About Me
I am a PhD candidate in Computer Science & Engineering at Texas A&M University, focusing on high-performance and distributed machine learning systems. I specialize in optimizing sparse linear algebra for efficient ML pipelines. Previously, I interned at Amazon AWS, where I built a differentiable GPU kernel autotuner that reduced LLM kernel-tuning time from days to hours using transfer learning.
After completing my PhD (tentatively in Fall 2027), I plan to pursue industry roles as an ML systems engineer or researcher, focusing on building high-performance and scalable machine learning infrastructure.
I can:
- Build custom PyTorch GNN training pipelines backed by optimized sparse linear algebra.
- Integrate custom C++/CUDA kernels into PyTorch with LibTorch & PyBind11.
- Develop distributed training systems with PyTorch Distributed and efficient disk-based data streaming.
- Profile and optimize Python/C++ pipelines for performance bottlenecks.
- Apply ML for systems optimization (e.g., developed neural GPU kernel autotuner with transfer-learning support).
Prior to my PhD, I taught undergraduate courses for over 5 years, including in tenure-track roles, spanning computer systems, theory, and core programming, such as Web Programming, Computer Architecture, Theory of Computation, Programming Languages (C/C++/Java), and Data Structures & Algorithms.
Research Background
My PhD research centers on scalable graph learning systems (GNNs, KGEs, GraphRAG) and custom sparse linear algebra.

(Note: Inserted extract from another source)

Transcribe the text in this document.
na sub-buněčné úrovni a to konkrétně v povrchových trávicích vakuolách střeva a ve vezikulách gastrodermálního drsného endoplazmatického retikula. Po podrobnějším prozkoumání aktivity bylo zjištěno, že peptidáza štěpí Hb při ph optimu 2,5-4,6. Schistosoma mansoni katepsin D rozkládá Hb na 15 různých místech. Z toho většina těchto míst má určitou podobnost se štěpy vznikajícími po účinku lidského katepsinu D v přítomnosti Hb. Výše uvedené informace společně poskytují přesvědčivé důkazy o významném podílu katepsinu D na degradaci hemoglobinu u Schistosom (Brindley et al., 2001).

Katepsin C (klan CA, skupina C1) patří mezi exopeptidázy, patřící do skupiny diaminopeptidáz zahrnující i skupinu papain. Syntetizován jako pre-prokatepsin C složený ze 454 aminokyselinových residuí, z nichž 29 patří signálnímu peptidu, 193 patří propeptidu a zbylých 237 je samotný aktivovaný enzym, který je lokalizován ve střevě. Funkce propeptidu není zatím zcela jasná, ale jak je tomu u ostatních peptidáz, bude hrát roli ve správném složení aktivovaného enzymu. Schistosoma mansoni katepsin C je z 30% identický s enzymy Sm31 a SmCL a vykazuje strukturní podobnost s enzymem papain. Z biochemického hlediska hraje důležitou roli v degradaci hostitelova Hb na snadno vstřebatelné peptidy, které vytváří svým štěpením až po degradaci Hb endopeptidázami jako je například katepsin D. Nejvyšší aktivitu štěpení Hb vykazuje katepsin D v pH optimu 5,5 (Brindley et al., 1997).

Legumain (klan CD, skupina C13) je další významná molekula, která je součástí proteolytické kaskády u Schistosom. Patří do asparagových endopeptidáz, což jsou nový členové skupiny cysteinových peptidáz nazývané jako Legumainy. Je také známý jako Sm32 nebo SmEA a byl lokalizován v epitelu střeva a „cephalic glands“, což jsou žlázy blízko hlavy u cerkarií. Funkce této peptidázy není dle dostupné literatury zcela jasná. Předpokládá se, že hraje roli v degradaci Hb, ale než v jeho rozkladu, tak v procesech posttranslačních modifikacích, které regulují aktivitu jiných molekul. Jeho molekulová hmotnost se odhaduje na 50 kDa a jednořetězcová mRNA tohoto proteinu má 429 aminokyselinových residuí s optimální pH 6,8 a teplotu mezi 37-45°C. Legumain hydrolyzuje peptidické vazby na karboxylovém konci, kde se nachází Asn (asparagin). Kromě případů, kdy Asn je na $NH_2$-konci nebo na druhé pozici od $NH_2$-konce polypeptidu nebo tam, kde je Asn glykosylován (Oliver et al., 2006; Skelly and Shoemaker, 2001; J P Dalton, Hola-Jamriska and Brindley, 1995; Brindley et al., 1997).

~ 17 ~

At MLSys 2025, I presented a generalized method for expressing KGE training models through sparse matrix multiplication to improve large-scale efficiency. This led to model training speedup of up to 5.3× in CPU, 4.2× in GPU, and an improvement of up to 11.1× in CUDA memory efficiency.
I also built a high-performance CPU SpMM library (ACM WebConf 2024) that accelerates PyTorch GNN training by up to 93× across Intel, AMD, and ARM CPUs.

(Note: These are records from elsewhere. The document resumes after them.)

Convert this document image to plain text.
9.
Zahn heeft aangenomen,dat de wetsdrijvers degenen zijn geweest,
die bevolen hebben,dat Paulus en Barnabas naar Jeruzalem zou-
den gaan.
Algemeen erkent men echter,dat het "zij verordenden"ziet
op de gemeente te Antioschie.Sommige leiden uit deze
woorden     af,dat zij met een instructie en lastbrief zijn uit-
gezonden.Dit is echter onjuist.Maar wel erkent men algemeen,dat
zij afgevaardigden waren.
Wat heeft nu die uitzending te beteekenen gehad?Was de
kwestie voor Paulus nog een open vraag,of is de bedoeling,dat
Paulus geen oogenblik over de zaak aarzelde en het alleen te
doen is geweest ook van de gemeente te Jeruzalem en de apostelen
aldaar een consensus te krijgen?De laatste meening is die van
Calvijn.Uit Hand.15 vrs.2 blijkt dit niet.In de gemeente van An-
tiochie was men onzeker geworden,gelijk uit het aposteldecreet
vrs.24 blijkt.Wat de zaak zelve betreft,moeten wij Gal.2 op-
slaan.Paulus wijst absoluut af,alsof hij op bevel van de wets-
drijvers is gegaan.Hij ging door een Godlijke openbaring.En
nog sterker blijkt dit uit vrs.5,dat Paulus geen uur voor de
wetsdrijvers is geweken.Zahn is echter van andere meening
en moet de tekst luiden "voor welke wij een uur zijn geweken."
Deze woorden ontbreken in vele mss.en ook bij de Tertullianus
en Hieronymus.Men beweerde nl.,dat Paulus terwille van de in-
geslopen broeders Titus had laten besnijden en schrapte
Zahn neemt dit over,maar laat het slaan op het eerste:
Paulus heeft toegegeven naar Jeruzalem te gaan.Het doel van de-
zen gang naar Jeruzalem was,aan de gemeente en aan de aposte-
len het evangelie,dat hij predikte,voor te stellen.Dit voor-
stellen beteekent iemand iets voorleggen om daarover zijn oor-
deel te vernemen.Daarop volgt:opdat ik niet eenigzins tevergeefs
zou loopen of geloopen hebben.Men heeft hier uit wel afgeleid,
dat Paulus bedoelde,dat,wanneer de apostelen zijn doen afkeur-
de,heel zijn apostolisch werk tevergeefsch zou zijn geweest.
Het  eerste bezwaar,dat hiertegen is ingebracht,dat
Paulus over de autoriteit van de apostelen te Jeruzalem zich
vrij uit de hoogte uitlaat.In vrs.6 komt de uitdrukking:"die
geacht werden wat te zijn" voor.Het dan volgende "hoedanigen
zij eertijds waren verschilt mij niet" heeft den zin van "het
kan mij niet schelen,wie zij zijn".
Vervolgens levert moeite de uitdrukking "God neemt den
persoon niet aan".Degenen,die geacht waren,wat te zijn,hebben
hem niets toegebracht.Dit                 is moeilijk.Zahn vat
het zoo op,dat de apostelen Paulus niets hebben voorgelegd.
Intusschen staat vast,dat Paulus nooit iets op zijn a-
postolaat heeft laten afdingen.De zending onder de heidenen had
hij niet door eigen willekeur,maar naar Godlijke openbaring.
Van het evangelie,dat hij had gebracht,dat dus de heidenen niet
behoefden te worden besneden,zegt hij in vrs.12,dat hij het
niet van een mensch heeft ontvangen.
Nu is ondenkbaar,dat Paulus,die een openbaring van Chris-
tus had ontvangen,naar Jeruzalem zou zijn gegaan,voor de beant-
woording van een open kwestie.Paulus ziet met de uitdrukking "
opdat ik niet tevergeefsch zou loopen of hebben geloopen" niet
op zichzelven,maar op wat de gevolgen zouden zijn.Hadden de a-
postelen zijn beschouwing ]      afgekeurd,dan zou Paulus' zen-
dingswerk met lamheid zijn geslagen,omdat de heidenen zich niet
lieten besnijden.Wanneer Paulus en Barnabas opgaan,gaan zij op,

Additionally, during my Amazon Summer Internship 2025, I developed a Differentiable GPU Kernel Autotuner, which achieved up to 60% higher accuracy in predicting optimal configurations compared to 16 other autotuning models.
Currently, I am collaborating with Oak Ridge National Lab on a distributed, differentiable framework for large-scale KGE training across hybrid compute tiers.
Leadership Roles
I led and coordinated various academic and technical initiatives, including curriculum revisions, postgraduate programs, and programming contests at UIU, MIST, and BUET, fostering a culture of innovation and academic excellence across departments. See all my leadership roles and initiatives here.
Exploration
I deepen my ML systems expertise by solving LeetGPU problems across PyTorch, CUDA, and Triton, building intuition for low-level kernel design and performance trade-offs. I stay current with ML infrastructure and systems trends by developing small experimental tools and continuously expanding my software skill set, with 12+ open-source and commercial projects in Python, C++, and Java. I also regularly read and distill recent ML systems papers, sharing relevant hands-on tutorials and technical walkthroughs on my blog to communicate systems concepts clearly and effectively.